Во время одной из таких оказий Колин, уже в дверях, неожиданно обернулся, как будто ища взглядом подтверждения материнскому афоризму; как раз в этот момент Клио с издевательским подмигиванием за спиной у Макаляски покрутила указательным пальцем у виска, комментируя дегенеративность всего ее семейства.

Сейчас, вспоминая все эти унизительные эпизоды, она была уверена, что Колин в тот момент смотрел именно на нее – не для нее ли он отправлялся за кофе в тот раз? Недаром Клио тут же сделала вид, что поднесла пальцы к виску, чтобы поправить прическу. Бесило то, что именно она, с ее всепониманием, должна была бы ему сочувствовать, но как раз у нее он вызывал наибольшее раздражение, именно потому, что напоминал ей самою себя. Возлюби ближнего, как самого себя. А если самого себя ненавидишь? Если к самому себе испытываешь отвращение?

Лишь когда начальство, перекрикивая гул голосов, официально объявило о конце рабочего дня и из усилителей раздались тяжелые, под дых, удары диско, Клио поднялась из-за стола, хотя уже давно казалось нелепостью заглушать звон бутылок бормотанием клавиш пишущей машинки. Кто-то всучил ей бумажный стаканчик с кислым вином, и с сухим, как бумага, лицом она стала пробираться в угол, чтобы отстоять там положенное законами коллективизма время.

Тоска подступала к груди, как изжога от кислого вина. Они будут надираться до потери сознания, только потому, что за вино платит начальство. Единственная активная форма классовой борьбы – за счет своего желудка. И вместо революционных гимнов – хоровое, школьное «Мэри кристмас и хеппи-нью-йер» с притопом и прихлопом и хеппи-энд с рыганием и блевом. Под Рождество все население этих островов заполучало мандат на инфантильность: каждый считал своим долгом изображать из себя проказливого ребенка. Это было ежегодное массовое впадание в детство, санкционированное религией или, наоборот, преждевременное, загодя, ежегодное проявление сенильности, лицензия на пускание слюней. Вокруг постепенно воцарялась атмосфера детской площадки, где пьяные воспитатели играли с подвыпившими младенцами в кошки-мышки равенства и братства. Как по долгу, все становились развязными. Подчиненные хлопали по плечу начальство, и начальство, делано хохоча, проглатывало под кислое вино узаконенную на вечер фамильярность подчиненных. Но в действительности каждый шаг жестко рассчитан. Стоит чуть пережать в интонации или допустить не тот жест – и на тебя тут же посмотрят. Тебя тут же осадят.

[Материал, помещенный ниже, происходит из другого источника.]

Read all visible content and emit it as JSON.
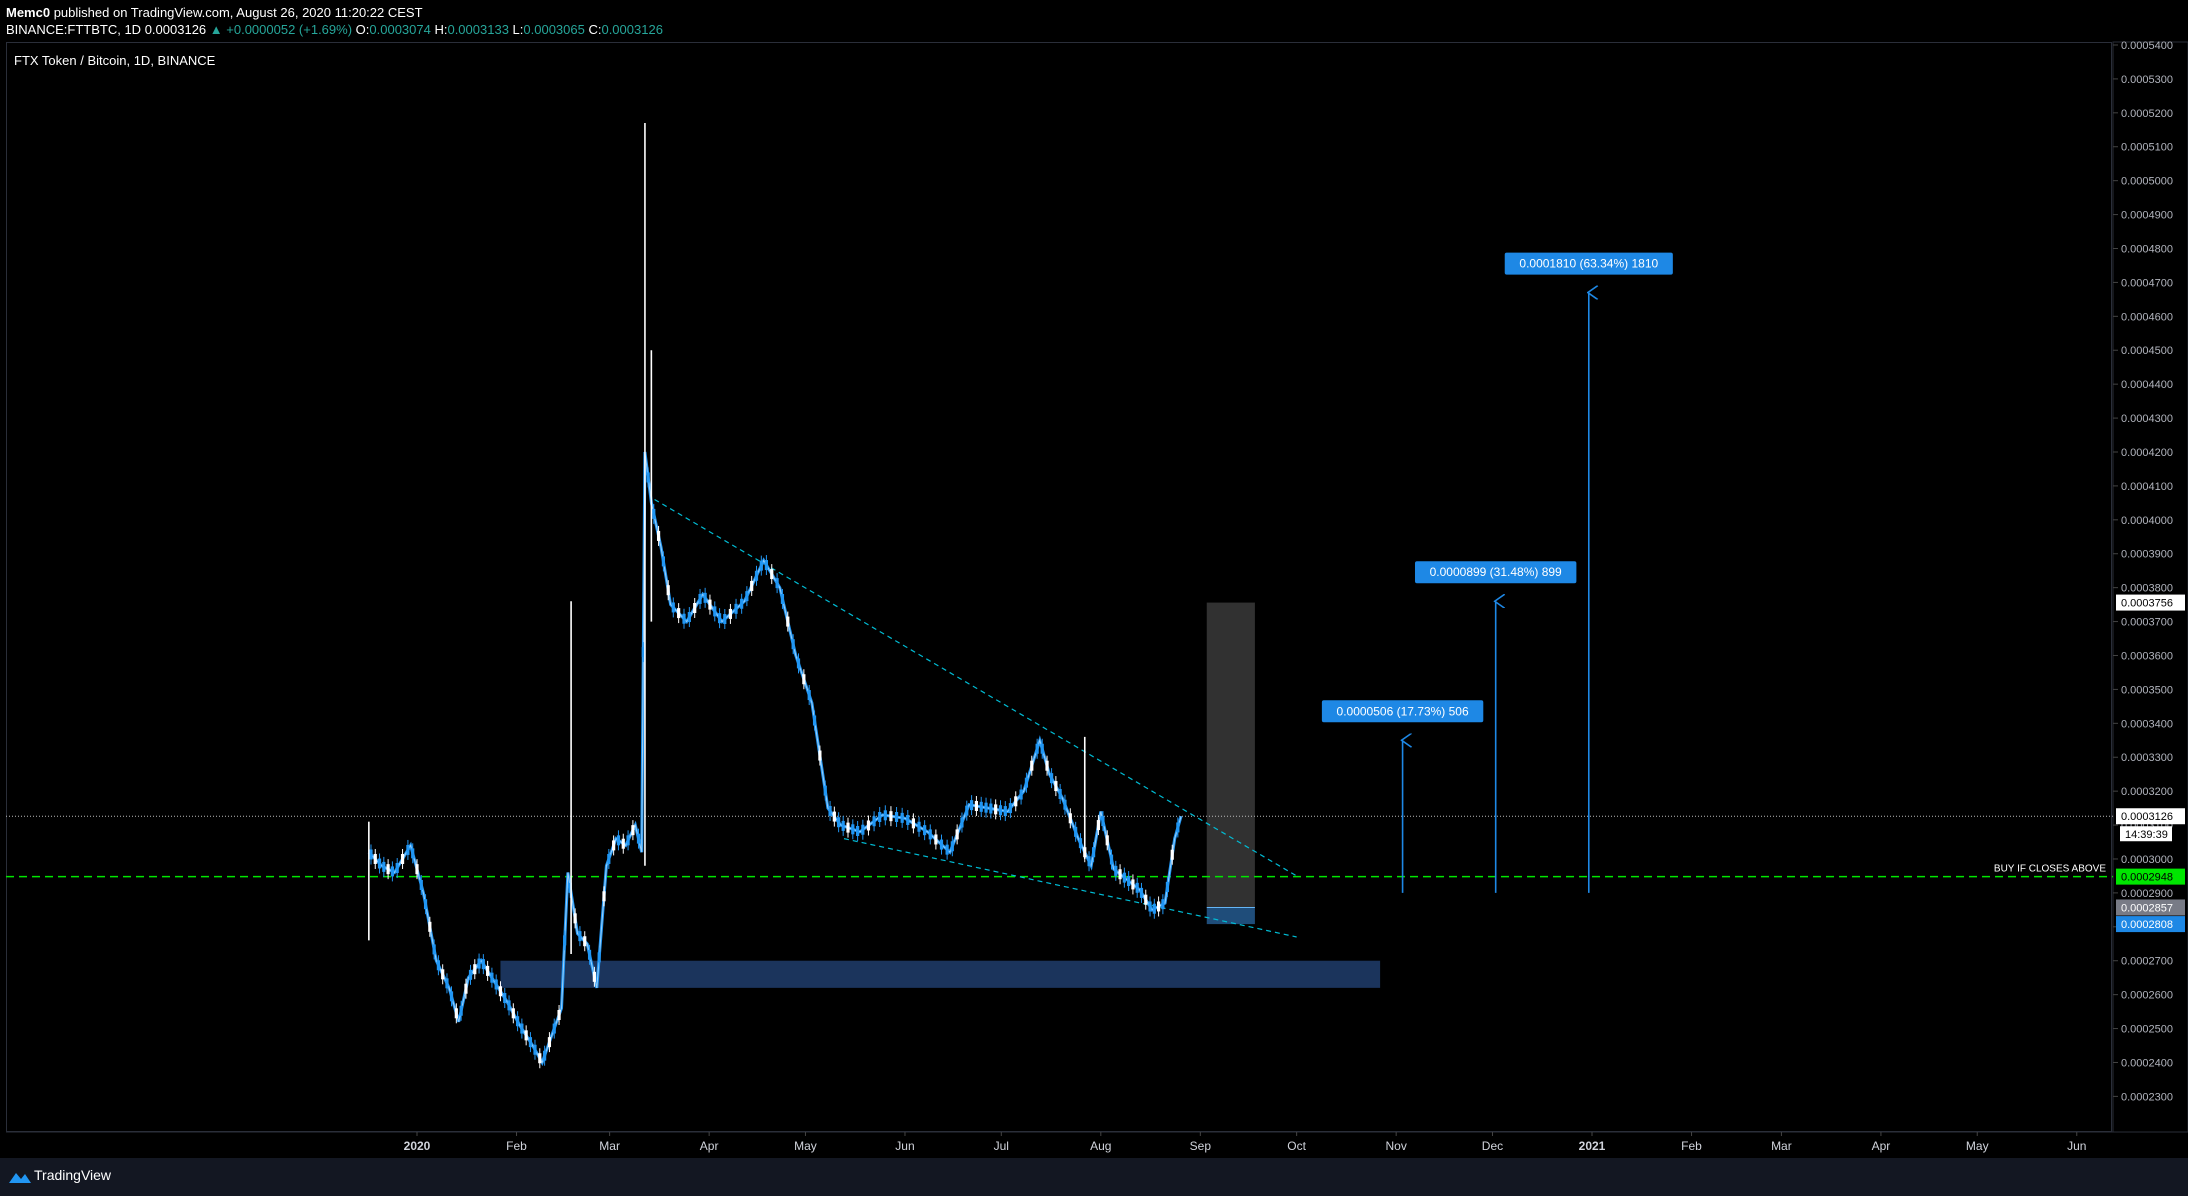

Клио инстинктивно отстранилась, когда к ней пристроился, по-приятельски положив ей руку на плечо, директор фирмы, друг и босс Антони. Расплескивая кислое вино на свою скромненькую курточку ценой в месячную зарплату секретарши, он широким жестом демократа очертил в воздухе полукруг бумажным стаканчиком и, перекрикивая шум и гам, стал делиться с Клио своими интимными мыслями: «Всего четыре года назад сколько нас было? А сейчас сколько нас? Но атмосфера в фирме – та же – атмосфера семьи и коллектива, семейного коллектива, коллективной семьи», – стал подпевать он рычащей пластиночной мелодии и начал протискиваться через толпу к бухгалтерше Макаляски. Та, оттесненная спинами сотрудников, торопливо давясь и одновременно подпевая «мери-кристмас», уничтожала крекеры с нашлепками паштета и сыра с жадностью голодающего младенца из Эфиопии. Подхваченная под руки начальством, она завертелась на своих толстых ножках, хихикая по-школьному, в старомодном твисте.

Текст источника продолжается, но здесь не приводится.